Intervista a Viola Tortoli Bartoli

Per prima cosa, parlaci un po’ di te, del tuo lavoro d’artista, della tua ricerca…

Innanzitutto, vi dico che alle spalle ho un percorso di studi che apparentemente non c’entra nulla con quello che faccio: non ho studiato in ambito artistico, ma scientifico. All’università ho fatto medicina, quasi fino alla fine: mi sono laureata, ma mi sono fermata prima della specialistica. Tuttavia, non mi sono mai pentita delle mie scelte e anche ora, facendo arte, sento l’eco del mio passato: il mio approccio alle cose resta scientifico, sono una grande appassionata di scienze naturali e amo prendermi cura delle persone. Sono riuscita, diciamo così, a declinare in altro modo il mio istinto primordiale di lavorare con le persone, adulti, bambini, disabili e non.

Alla base delle relazioni che instauro con gli altri c’è il fare insieme: la materia o azioni come la scrittura sono mezzi per arrivare alle persone. Mi spiego meglio. 

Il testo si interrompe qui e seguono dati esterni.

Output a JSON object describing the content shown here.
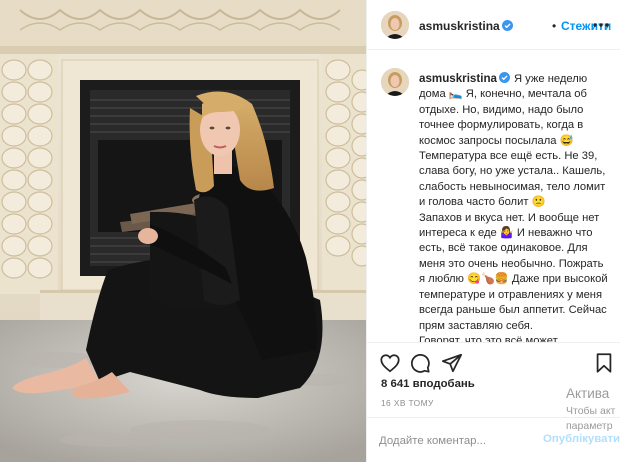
{
  "post": {
    "username": "asmuskristina",
    "follow_label": "Стежити",
    "dot": "•",
    "caption_lines": [
      "Я уже неделю дома 🛌 Я, конечно, мечтала об отдыхе. Но, видимо, надо было точнее формулировать, когда в космос запросы посылала 😅",
      "Температура все ещё есть. Не 39, слава богу, но уже устала.. Кашель, слабость невыносимая, тело ломит и голова часто болит 🙁",
      "Запахов и вкуса нет. И вообще нет интереса к еде 🤷‍♀️ И неважно что есть, всё такое одинаковое. Для меня это очень необычно. Пожрать я люблю 😋🍗🍔 Даже при высокой температуре и отравлениях у меня всегда раньше был аппетит. Сейчас прям заставляю себя.",
      "Говорят, что это всё может вернуться со временем... У кого-то"
    ],
    "likes": "8 641 вподобань",
    "time_ago": "16 хв тому",
    "comment_placeholder": "Додайте коментар...",
    "post_label": "Опублікувати"
  },
  "icons": {
    "verified": "verified-badge-icon",
    "more": "more-options-icon",
    "like": "heart-icon",
    "comment": "comment-icon",
    "share": "share-icon",
    "save": "bookmark-icon"
  },
  "watermark": {
    "line1": "Актива",
    "line2": "Чтобы акт",
    "line3": "параметр"
  },
  "colors": {
    "link_blue": "#0095f6",
    "post_disabled": "#b2dffc",
    "verified_blue": "#3897f0",
    "muted": "#8e8e8e"
  }
}
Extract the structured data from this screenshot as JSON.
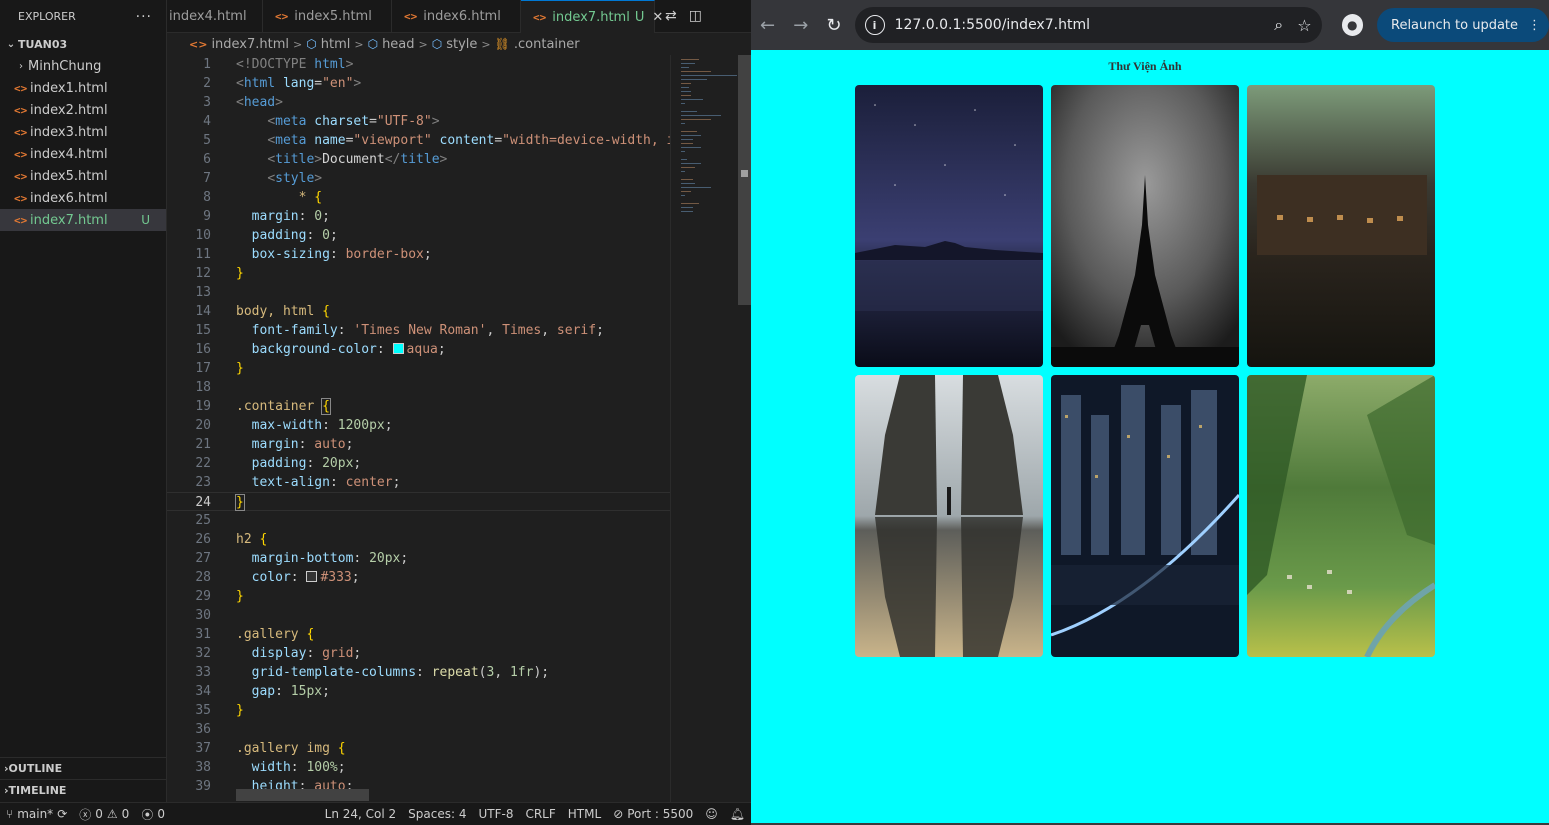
{
  "explorer": {
    "title": "EXPLORER",
    "more_icon": "more-icon",
    "folder": "TUAN03",
    "items": [
      {
        "label": "MinhChung",
        "type": "folder"
      },
      {
        "label": "index1.html",
        "type": "file"
      },
      {
        "label": "index2.html",
        "type": "file"
      },
      {
        "label": "index3.html",
        "type": "file"
      },
      {
        "label": "index4.html",
        "type": "file"
      },
      {
        "label": "index5.html",
        "type": "file"
      },
      {
        "label": "index6.html",
        "type": "file"
      },
      {
        "label": "index7.html",
        "type": "file",
        "badge": "U"
      }
    ],
    "outline": "OUTLINE",
    "timeline": "TIMELINE"
  },
  "tabs": [
    {
      "label": "index4.html"
    },
    {
      "label": "index5.html"
    },
    {
      "label": "index6.html"
    },
    {
      "label": "index7.html",
      "badge": "U",
      "active": true
    }
  ],
  "breadcrumb": [
    "index7.html",
    "html",
    "head",
    "style",
    ".container"
  ],
  "code": {
    "current_line": 24,
    "lines": [
      "1",
      "2",
      "3",
      "4",
      "5",
      "6",
      "7",
      "8",
      "9",
      "10",
      "11",
      "12",
      "13",
      "14",
      "15",
      "16",
      "17",
      "18",
      "19",
      "20",
      "21",
      "22",
      "23",
      "24",
      "25",
      "26",
      "27",
      "28",
      "29",
      "30",
      "31",
      "32",
      "33",
      "34",
      "35",
      "36",
      "37",
      "38",
      "39"
    ],
    "t": {
      "doctype_a": "<!DOCTYPE ",
      "doctype_b": "html",
      "doctype_c": ">",
      "html_open": "html",
      "lang_attr": "lang",
      "lang_val": "\"en\"",
      "head": "head",
      "meta": "meta",
      "charset": "charset",
      "utf8": "\"UTF-8\"",
      "name_attr": "name",
      "viewport": "\"viewport\"",
      "content_attr": "content",
      "content_val": "\"width=device-width, in",
      "title": "title",
      "title_text": "Document",
      "style": "style",
      "star": "* ",
      "margin": "margin",
      "padding": "padding",
      "box_sizing": "box-sizing",
      "border_box": "border-box",
      "zero": "0",
      "body_html": "body, html ",
      "font_family": "font-family",
      "ff_a": "'Times New Roman'",
      "ff_b": "Times",
      "ff_c": "serif",
      "bg_color": "background-color",
      "aqua": "aqua",
      "container": ".container ",
      "max_width": "max-width",
      "px1200": "1200px",
      "auto": "auto",
      "px20": "20px",
      "text_align": "text-align",
      "center": "center",
      "h2": "h2 ",
      "margin_bottom": "margin-bottom",
      "color": "color",
      "hex333": "#333",
      "gallery": ".gallery ",
      "display": "display",
      "grid": "grid",
      "gtc": "grid-template-columns",
      "repeat": "repeat",
      "three": "3",
      "fr": "1fr",
      "gap": "gap",
      "px15": "15px",
      "gallery_img": ".gallery img ",
      "width": "width",
      "pct100": "100%",
      "height": "height"
    }
  },
  "statusbar": {
    "branch": "main*",
    "errors": "0",
    "warnings": "0",
    "ports": "0",
    "position": "Ln 24, Col 2",
    "spaces": "Spaces: 4",
    "encoding": "UTF-8",
    "eol": "CRLF",
    "language": "HTML",
    "port": "Port : 5500"
  },
  "browser": {
    "url": "127.0.0.1:5500/index7.html",
    "relaunch": "Relaunch to update",
    "page_title": "Thư Viện Ảnh",
    "images": [
      {
        "name": "night-lake-image",
        "palette": [
          "#1b1f3a",
          "#3b3f72",
          "#2c3052",
          "#0a0c18"
        ]
      },
      {
        "name": "eiffel-tower-image",
        "palette": [
          "#1c1c1c",
          "#9a9a9a",
          "#5a5a5a",
          "#0b0b0b"
        ]
      },
      {
        "name": "stilt-village-image",
        "palette": [
          "#7d9b7a",
          "#3a3a32",
          "#2a241d",
          "#15140f"
        ]
      },
      {
        "name": "temple-gate-image",
        "palette": [
          "#d8dde0",
          "#9ea7ab",
          "#5d5e5a",
          "#c9b48a"
        ]
      },
      {
        "name": "city-night-image",
        "palette": [
          "#0f1828",
          "#3b4d68",
          "#1a2336",
          "#27344a"
        ]
      },
      {
        "name": "green-valley-image",
        "palette": [
          "#8dab6a",
          "#4f7a3a",
          "#6a9a4a",
          "#b8c04a"
        ]
      }
    ]
  }
}
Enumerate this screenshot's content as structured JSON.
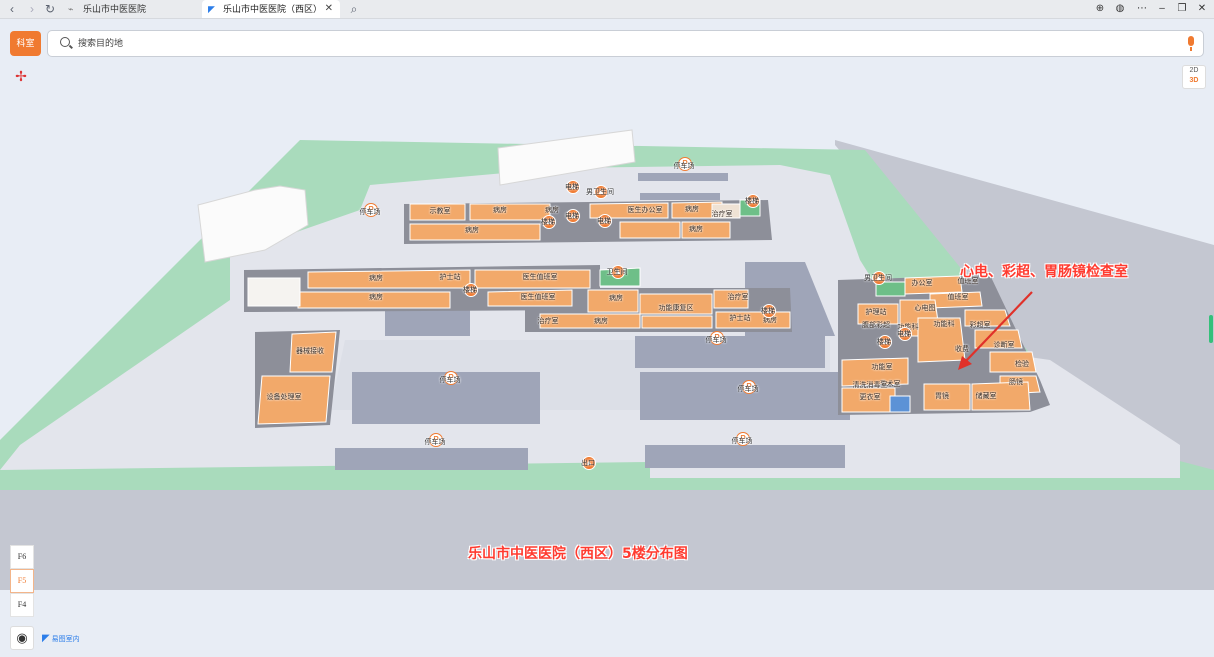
{
  "browser": {
    "tabs": [
      {
        "title": "乐山市中医医院",
        "active": false
      },
      {
        "title": "乐山市中医医院（西区）",
        "active": true
      }
    ]
  },
  "toolbar": {
    "category_button": "科室",
    "search_placeholder": "搜索目的地",
    "view_toggle_2d": "2D",
    "view_toggle_3d": "3D"
  },
  "floors": [
    "F6",
    "F5",
    "F4"
  ],
  "active_floor": "F5",
  "brand": "易图室内",
  "map": {
    "rooms": {
      "r1": "病房",
      "r2": "示教室",
      "r3": "病房",
      "r4": "病房",
      "r5": "医生办公室",
      "r6": "病房",
      "r7": "病房",
      "r8": "护士站",
      "r9": "病房",
      "r10": "医生值班室",
      "r11": "医生值班室",
      "r12": "治疗室",
      "r13": "病房",
      "r14": "病房",
      "r15": "功能康复区",
      "r16": "治疗室",
      "r17": "病房",
      "r18": "护士站",
      "r19": "病房",
      "r20": "治疗室",
      "r21": "器械接收",
      "r22": "设备处理室",
      "r23": "办公室",
      "r24": "值班室",
      "r25": "心电图",
      "r26": "值班室",
      "r27": "功能科",
      "r28": "彩超室",
      "r29": "收费",
      "r30": "诊断室",
      "r31": "检验",
      "r32": "护理站",
      "r33": "腹部彩超",
      "r34": "功能科",
      "r35": "功能室",
      "r36": "胃镜",
      "r37": "储藏室",
      "r38": "肠镜",
      "r39": "手术室",
      "r40": "更衣室",
      "r41": "清洗消毒室"
    },
    "pois": {
      "p1": "电梯",
      "p2": "男卫生间",
      "p3": "电梯",
      "p4": "楼梯",
      "p5": "电梯",
      "p6": "楼梯",
      "p7": "卫生间",
      "p8": "楼梯",
      "p9": "楼梯",
      "p10": "楼梯",
      "p11": "电梯",
      "p12": "男卫生间",
      "p13": "出口"
    },
    "parking": {
      "k1": "停车场",
      "k2": "停车场",
      "k3": "停车场",
      "k4": "停车场",
      "k5": "停车场",
      "k6": "停车场",
      "k7": "停车场"
    },
    "callout": "心电、彩超、胃肠镜检查室",
    "caption": "乐山市中医医院（西区）5楼分布图"
  }
}
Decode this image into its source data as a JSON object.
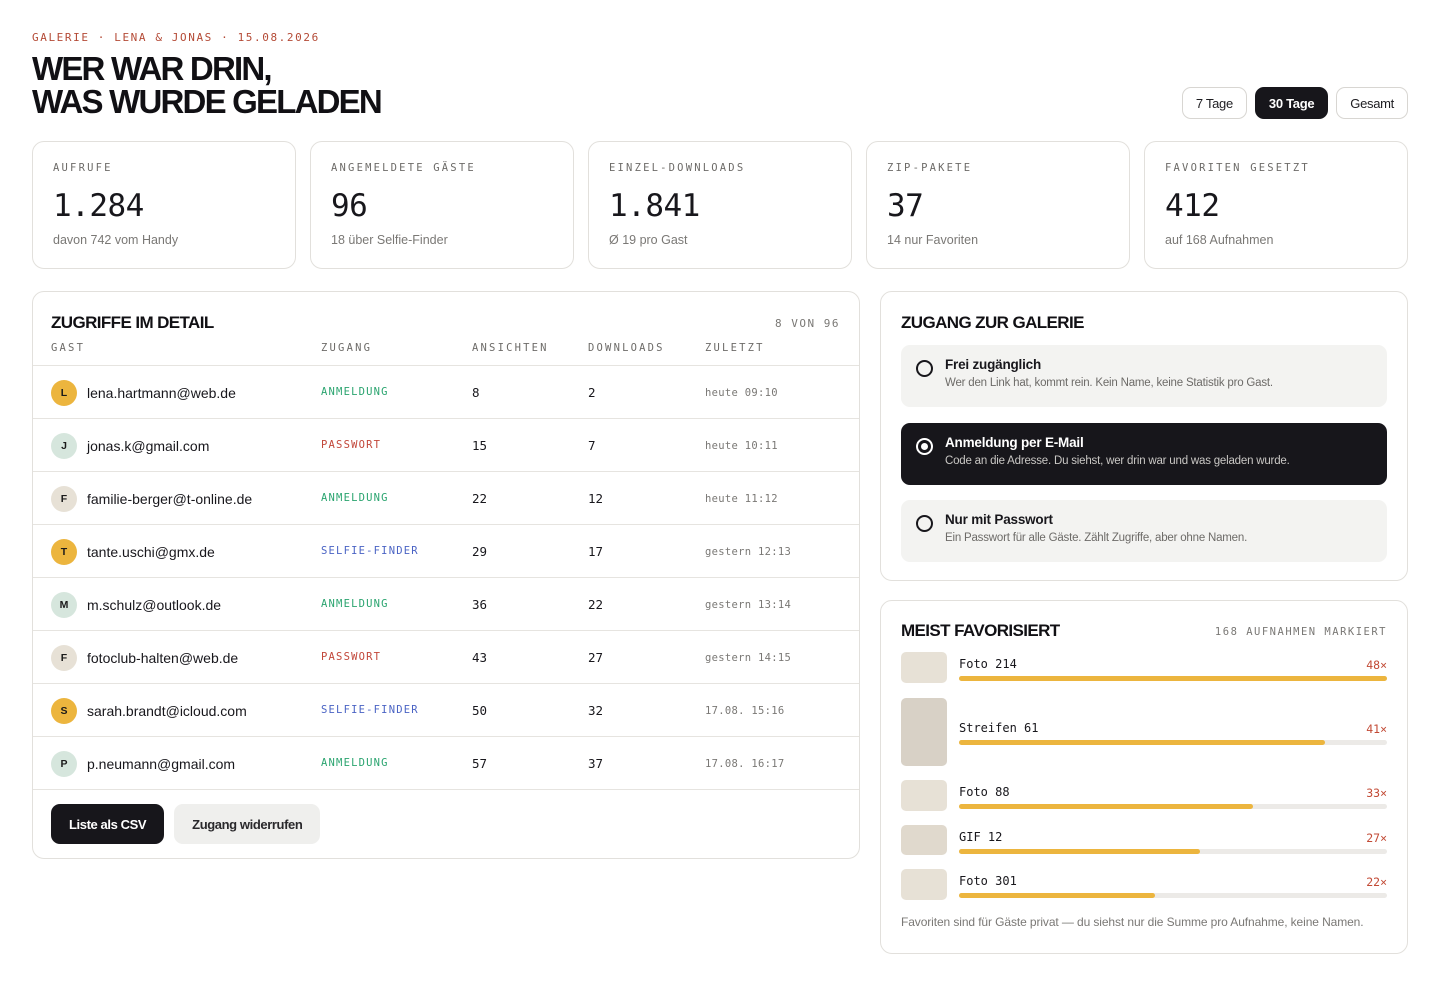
{
  "header": {
    "breadcrumb": "GALERIE · LENA & JONAS · 15.08.2026",
    "title_line1": "WER WAR DRIN,",
    "title_line2": "WAS WURDE GELADEN"
  },
  "range": {
    "options": [
      "7 Tage",
      "30 Tage",
      "Gesamt"
    ],
    "selected": "30 Tage"
  },
  "stats": [
    {
      "label": "AUFRUFE",
      "value": "1.284",
      "sub": "davon 742 vom Handy"
    },
    {
      "label": "ANGEMELDETE GÄSTE",
      "value": "96",
      "sub": "18 über Selfie-Finder"
    },
    {
      "label": "EINZEL-DOWNLOADS",
      "value": "1.841",
      "sub": "Ø 19 pro Gast"
    },
    {
      "label": "ZIP-PAKETE",
      "value": "37",
      "sub": "14 nur Favoriten"
    },
    {
      "label": "FAVORITEN GESETZT",
      "value": "412",
      "sub": "auf 168 Aufnahmen"
    }
  ],
  "access": {
    "title": "ZUGRIFFE IM DETAIL",
    "count": "8 VON 96",
    "columns": [
      "GAST",
      "ZUGANG",
      "ANSICHTEN",
      "DOWNLOADS",
      "ZULETZT"
    ],
    "rows": [
      {
        "initial": "L",
        "avatar_color": "#ecb53e",
        "email": "lena.hartmann@web.de",
        "access": "ANMELDUNG",
        "access_color": "#2aa46f",
        "views": "8",
        "downloads": "2",
        "last": "heute 09:10"
      },
      {
        "initial": "J",
        "avatar_color": "#d6e6dd",
        "email": "jonas.k@gmail.com",
        "access": "PASSWORT",
        "access_color": "#c2473a",
        "views": "15",
        "downloads": "7",
        "last": "heute 10:11"
      },
      {
        "initial": "F",
        "avatar_color": "#e7e1d6",
        "email": "familie-berger@t-online.de",
        "access": "ANMELDUNG",
        "access_color": "#2aa46f",
        "views": "22",
        "downloads": "12",
        "last": "heute 11:12"
      },
      {
        "initial": "T",
        "avatar_color": "#ecb53e",
        "email": "tante.uschi@gmx.de",
        "access": "SELFIE-FINDER",
        "access_color": "#4a63c4",
        "views": "29",
        "downloads": "17",
        "last": "gestern 12:13"
      },
      {
        "initial": "M",
        "avatar_color": "#d6e6dd",
        "email": "m.schulz@outlook.de",
        "access": "ANMELDUNG",
        "access_color": "#2aa46f",
        "views": "36",
        "downloads": "22",
        "last": "gestern 13:14"
      },
      {
        "initial": "F",
        "avatar_color": "#e7e1d6",
        "email": "fotoclub-halten@web.de",
        "access": "PASSWORT",
        "access_color": "#c2473a",
        "views": "43",
        "downloads": "27",
        "last": "gestern 14:15"
      },
      {
        "initial": "S",
        "avatar_color": "#ecb53e",
        "email": "sarah.brandt@icloud.com",
        "access": "SELFIE-FINDER",
        "access_color": "#4a63c4",
        "views": "50",
        "downloads": "32",
        "last": "17.08. 15:16"
      },
      {
        "initial": "P",
        "avatar_color": "#d6e6dd",
        "email": "p.neumann@gmail.com",
        "access": "ANMELDUNG",
        "access_color": "#2aa46f",
        "views": "57",
        "downloads": "37",
        "last": "17.08. 16:17"
      }
    ],
    "csv_label": "Liste als CSV",
    "revoke_label": "Zugang widerrufen"
  },
  "gallery_access": {
    "title": "ZUGANG ZUR GALERIE",
    "options": [
      {
        "title": "Frei zugänglich",
        "desc": "Wer den Link hat, kommt rein. Kein Name, keine Statistik pro Gast.",
        "selected": false
      },
      {
        "title": "Anmeldung per E-Mail",
        "desc": "Code an die Adresse. Du siehst, wer drin war und was geladen wurde.",
        "selected": true
      },
      {
        "title": "Nur mit Passwort",
        "desc": "Ein Passwort für alle Gäste. Zählt Zugriffe, aber ohne Namen.",
        "selected": false
      }
    ]
  },
  "favorites": {
    "title": "MEIST FAVORISIERT",
    "count": "168 AUFNAHMEN MARKIERT",
    "items": [
      {
        "name": "Foto 214",
        "count": "48×",
        "share": 1.0,
        "thumb_color": "#e7e1d6"
      },
      {
        "name": "Streifen 61",
        "count": "41×",
        "share": 0.854,
        "thumb_color": "#d8d1c6"
      },
      {
        "name": "Foto 88",
        "count": "33×",
        "share": 0.688,
        "thumb_color": "#e7e1d6"
      },
      {
        "name": "GIF 12",
        "count": "27×",
        "share": 0.5625,
        "thumb_color": "#e0d9cd"
      },
      {
        "name": "Foto 301",
        "count": "22×",
        "share": 0.458,
        "thumb_color": "#e7e1d6"
      }
    ],
    "note": "Favoriten sind für Gäste privat — du siehst nur die Summe pro Aufnahme, keine Namen."
  }
}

Ho iniziato, da totale autodidatta, con una piccola attività artigianale di costruzione di giochi in legno per bambini. Facevo qualcosa del genere già da ragazzina, ma è con l’arrivo delle mie figlie, le prime destinatarie dei miei lavori, che è diventata una vera e propria attività. Poco dopo, i miei giochi sono diventati sempre più richiesti da altre mamme, dagli amici, nei circoli… E io ho cominciato a pensare che non volevo più costruire i giochi da sola: volevo farlo collettivamente, insieme ad altri adulti e insieme ai bambini. Così, sono nati i progetti che presento nelle scuole: progetti legati alla manualità, alla costruzione, ai materiali vegetali e, soprattutto, al legno.

Tutto questo mi ha portato alla cooperativa dove lavoro stabilmente in qualità di artista ed educatrice con ragazzi disabili. Qui sono la responsabile del laboratorio del legno, che si compone di una parte più artigianale, in cui si fa scultura in assemblaggio, e di una parte dedicata alla loro espressione di sé, delle loro caratteristiche.

Credo molto nell’uso delle mani, nel contatto con la materia: costruire, creare, riempire lo spazio nelle tre dimensioni è motivo di benessere per me e per i ragazzi e i bambini con cui lavoro. 

Il costruire è un atto che porta con sé molti valori. Oltre a essere un’abilità tecnica, è anche un’abilità che può essere interiorizzata. Costruire è trovare soluzioni pratiche e ciò si trasferisce all’interno della persona.      

Quando mi guardo intorno, io faccio molto caso alle mani delle persone. Osservando le mani dei ragazzi, noto che non hanno particolare personalità: sono mani che non manipolano, non usano, non rimaneggiano. Del resto, vivono in una società non manuale, in cui, al contrario, prevale la realtà virtuale e le mani si sviluppano in base a quello che si fa. Ecco, io credo che dovremmo tornare a usare le mani: toccare la materia ci riporta sulla terra ed è un perfetto antidoto alla volatilità che la tecnologia degli ultimi anni porta con sé. Intendo questo quando dico che il contatto con la materia è benefico.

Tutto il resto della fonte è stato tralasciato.